On May 20, Rich Lowry published an article entitled “Where Does Ron DeSantis Go to Get His Apology?” The piece appropriately took shots at the many media outlets and figures that inexplicably but relentlessly trained their fire on the Florida governor in the early days of the coronavirus crisis. Lowry observed that Andrew Cuomo — who presided over a disaster in New York — had received fawning coverage while DeSantis’s Florida was maintaining a remarkably low caseload for a state of its size.

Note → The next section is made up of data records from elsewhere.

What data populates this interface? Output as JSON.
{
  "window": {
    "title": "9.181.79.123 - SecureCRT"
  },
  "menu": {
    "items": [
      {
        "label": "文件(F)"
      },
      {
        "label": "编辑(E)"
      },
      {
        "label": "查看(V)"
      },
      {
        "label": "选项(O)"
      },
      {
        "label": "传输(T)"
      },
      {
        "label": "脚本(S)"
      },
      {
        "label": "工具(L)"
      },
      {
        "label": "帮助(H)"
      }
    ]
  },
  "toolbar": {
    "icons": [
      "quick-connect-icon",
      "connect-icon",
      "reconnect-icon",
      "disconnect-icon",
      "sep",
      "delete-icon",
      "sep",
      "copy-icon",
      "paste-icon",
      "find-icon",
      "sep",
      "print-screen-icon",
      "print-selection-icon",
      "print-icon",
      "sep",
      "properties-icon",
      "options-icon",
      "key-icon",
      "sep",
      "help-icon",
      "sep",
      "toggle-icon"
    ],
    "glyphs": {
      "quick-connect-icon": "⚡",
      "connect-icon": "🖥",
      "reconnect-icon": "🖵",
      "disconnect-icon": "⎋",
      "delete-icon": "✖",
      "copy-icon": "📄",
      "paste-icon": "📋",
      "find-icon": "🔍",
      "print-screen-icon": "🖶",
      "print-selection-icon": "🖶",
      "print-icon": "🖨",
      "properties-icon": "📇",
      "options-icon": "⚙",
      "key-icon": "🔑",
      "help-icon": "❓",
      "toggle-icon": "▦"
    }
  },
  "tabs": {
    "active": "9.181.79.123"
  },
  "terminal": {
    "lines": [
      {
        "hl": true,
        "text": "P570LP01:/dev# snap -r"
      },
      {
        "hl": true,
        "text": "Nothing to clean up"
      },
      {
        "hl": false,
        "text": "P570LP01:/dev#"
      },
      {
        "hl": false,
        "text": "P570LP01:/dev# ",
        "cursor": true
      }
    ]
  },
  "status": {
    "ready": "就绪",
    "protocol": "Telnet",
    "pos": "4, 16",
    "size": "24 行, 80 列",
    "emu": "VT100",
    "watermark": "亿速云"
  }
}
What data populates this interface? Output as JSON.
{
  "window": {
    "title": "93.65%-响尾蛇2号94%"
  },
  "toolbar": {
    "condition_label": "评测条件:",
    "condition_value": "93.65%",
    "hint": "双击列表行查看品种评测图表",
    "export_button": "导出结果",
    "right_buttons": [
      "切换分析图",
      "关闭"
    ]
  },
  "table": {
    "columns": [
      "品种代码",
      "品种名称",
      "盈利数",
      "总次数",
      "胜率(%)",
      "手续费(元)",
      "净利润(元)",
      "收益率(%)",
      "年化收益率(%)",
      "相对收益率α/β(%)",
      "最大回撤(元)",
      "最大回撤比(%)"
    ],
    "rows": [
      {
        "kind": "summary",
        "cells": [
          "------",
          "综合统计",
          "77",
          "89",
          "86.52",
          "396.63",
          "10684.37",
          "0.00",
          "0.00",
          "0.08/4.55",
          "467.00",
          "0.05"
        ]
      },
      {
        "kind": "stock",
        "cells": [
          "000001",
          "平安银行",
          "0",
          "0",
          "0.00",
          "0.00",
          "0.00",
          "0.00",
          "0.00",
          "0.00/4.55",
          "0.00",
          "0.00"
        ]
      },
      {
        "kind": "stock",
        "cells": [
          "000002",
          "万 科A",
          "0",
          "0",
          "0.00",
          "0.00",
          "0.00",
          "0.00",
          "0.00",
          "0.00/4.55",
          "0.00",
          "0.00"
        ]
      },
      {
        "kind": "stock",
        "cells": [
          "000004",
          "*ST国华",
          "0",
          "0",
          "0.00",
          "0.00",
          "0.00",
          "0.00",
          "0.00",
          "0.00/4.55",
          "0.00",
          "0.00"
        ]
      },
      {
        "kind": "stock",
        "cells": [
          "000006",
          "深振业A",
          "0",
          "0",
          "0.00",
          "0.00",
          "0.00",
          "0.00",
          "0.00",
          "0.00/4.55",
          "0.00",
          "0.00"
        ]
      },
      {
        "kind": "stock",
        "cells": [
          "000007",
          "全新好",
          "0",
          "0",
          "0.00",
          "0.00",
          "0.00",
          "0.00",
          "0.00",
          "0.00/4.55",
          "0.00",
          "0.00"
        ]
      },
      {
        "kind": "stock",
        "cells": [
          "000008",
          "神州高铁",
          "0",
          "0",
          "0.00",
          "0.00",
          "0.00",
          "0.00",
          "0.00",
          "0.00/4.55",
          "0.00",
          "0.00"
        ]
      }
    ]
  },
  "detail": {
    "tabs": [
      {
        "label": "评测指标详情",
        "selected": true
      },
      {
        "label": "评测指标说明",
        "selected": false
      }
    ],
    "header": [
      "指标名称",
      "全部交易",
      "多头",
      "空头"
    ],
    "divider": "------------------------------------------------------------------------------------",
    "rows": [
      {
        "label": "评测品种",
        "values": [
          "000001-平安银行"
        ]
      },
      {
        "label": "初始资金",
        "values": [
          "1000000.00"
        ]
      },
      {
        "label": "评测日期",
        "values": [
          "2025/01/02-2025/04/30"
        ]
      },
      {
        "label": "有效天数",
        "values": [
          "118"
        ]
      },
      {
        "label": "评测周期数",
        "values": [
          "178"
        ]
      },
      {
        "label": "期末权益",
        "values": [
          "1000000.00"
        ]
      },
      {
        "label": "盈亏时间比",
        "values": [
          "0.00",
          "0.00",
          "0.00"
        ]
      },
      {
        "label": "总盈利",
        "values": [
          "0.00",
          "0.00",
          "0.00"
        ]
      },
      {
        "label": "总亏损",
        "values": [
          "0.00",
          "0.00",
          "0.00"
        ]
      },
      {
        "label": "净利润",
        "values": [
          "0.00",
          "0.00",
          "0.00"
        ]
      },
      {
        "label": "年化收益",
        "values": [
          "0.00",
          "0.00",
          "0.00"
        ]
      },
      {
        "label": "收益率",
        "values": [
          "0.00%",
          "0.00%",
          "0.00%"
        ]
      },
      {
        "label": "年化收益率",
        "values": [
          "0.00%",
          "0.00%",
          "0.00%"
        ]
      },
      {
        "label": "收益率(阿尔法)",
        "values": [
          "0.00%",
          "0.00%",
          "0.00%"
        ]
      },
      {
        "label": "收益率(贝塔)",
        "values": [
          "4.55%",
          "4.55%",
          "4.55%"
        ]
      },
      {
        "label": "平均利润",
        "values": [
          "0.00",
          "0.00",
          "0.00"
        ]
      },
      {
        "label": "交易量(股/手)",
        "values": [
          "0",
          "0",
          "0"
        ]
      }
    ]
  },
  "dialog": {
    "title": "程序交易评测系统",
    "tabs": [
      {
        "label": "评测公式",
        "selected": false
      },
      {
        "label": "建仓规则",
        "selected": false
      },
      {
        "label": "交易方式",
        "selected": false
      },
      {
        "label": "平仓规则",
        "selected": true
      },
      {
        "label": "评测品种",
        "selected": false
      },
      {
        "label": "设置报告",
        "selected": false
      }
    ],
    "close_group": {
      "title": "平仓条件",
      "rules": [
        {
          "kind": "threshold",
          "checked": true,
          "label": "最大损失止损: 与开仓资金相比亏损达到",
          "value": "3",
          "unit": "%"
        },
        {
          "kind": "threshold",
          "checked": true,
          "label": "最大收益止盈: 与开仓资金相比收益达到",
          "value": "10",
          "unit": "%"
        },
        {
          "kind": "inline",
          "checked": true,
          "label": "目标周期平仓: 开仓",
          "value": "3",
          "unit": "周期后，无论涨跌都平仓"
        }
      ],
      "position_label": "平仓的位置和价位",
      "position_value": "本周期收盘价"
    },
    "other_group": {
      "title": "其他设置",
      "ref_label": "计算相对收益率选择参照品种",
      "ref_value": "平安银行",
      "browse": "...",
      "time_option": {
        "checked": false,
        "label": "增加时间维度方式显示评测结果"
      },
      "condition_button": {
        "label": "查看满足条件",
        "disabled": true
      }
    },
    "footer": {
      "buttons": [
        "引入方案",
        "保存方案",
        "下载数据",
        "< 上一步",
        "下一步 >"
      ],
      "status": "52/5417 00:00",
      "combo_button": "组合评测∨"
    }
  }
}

Mostly, though, the piece was focused on letting DeSantis explain his strategy: protecting at-risk groups — especially in nursing homes, noting when rising caseloads in counties were due to micro-outbreaks in contained areas, and taking a county-by-county approach rather than relying on statewide edicts.
As the summer got underway, Florida got hit by a second wave of cases that was undoubtedly more significant than the first. At the peak of the Florida spike on July 17, the state led the nation with a seven-day new case average of 11,756, though it should be considered that many states were experiencing similar case spikes around this time. Nevertheless, the same cabal that had decried DeSantis’s performance months earlier once again singled him out, this time sneering at Lowry as well. Michael Hiltzick at the Los Angeles Times wrote that Lowry had “managed simultaneously to display his own cluelessness about the emerging catastrophe and set up DeSantis for a major reckoning” and expressed his disgust with the response of Republican governors writ large. CNN’s Chris Cillizza chided Lowry for his premature assertions and DeSantis for his “hands-off approach.” Vox’s Matthew Yglesias retweeted a tally of the death toll in Florida as of July 26 and mockingly repeated Lowry’s titular query. Steve Benen at MSNBC called the piece “unfortunate chest-thumping at the time” that had aged poorly.
A month and a half later, it appears that it was this merry band of tut-tutters who were premature in their victory laps. The New York Times categorizes Florida as a state “where new cases are lower and staying low.” Moreover, despite the summer surge experienced in Florida, it has only the 18th highest count of deaths per 100,000 residents if you deem New York City and the rest of New York to be separate jurisdictions, as the Center for Disease Control does. And contra Hiltzick’s broader partisan claim, eleven of the 17 jurisdictions ahead of Florida are run by Democrats.
Ron DeSantis is an imperfect man and leader who has doubtlessly made mistakes in his handling of the pandemic. But the media’s preoccupation with making him the poster-child of incompetence was as deserving of criticism in May as it is now. Unfortunately, it is unlikely that he and Lowry will receive the apologies they are due.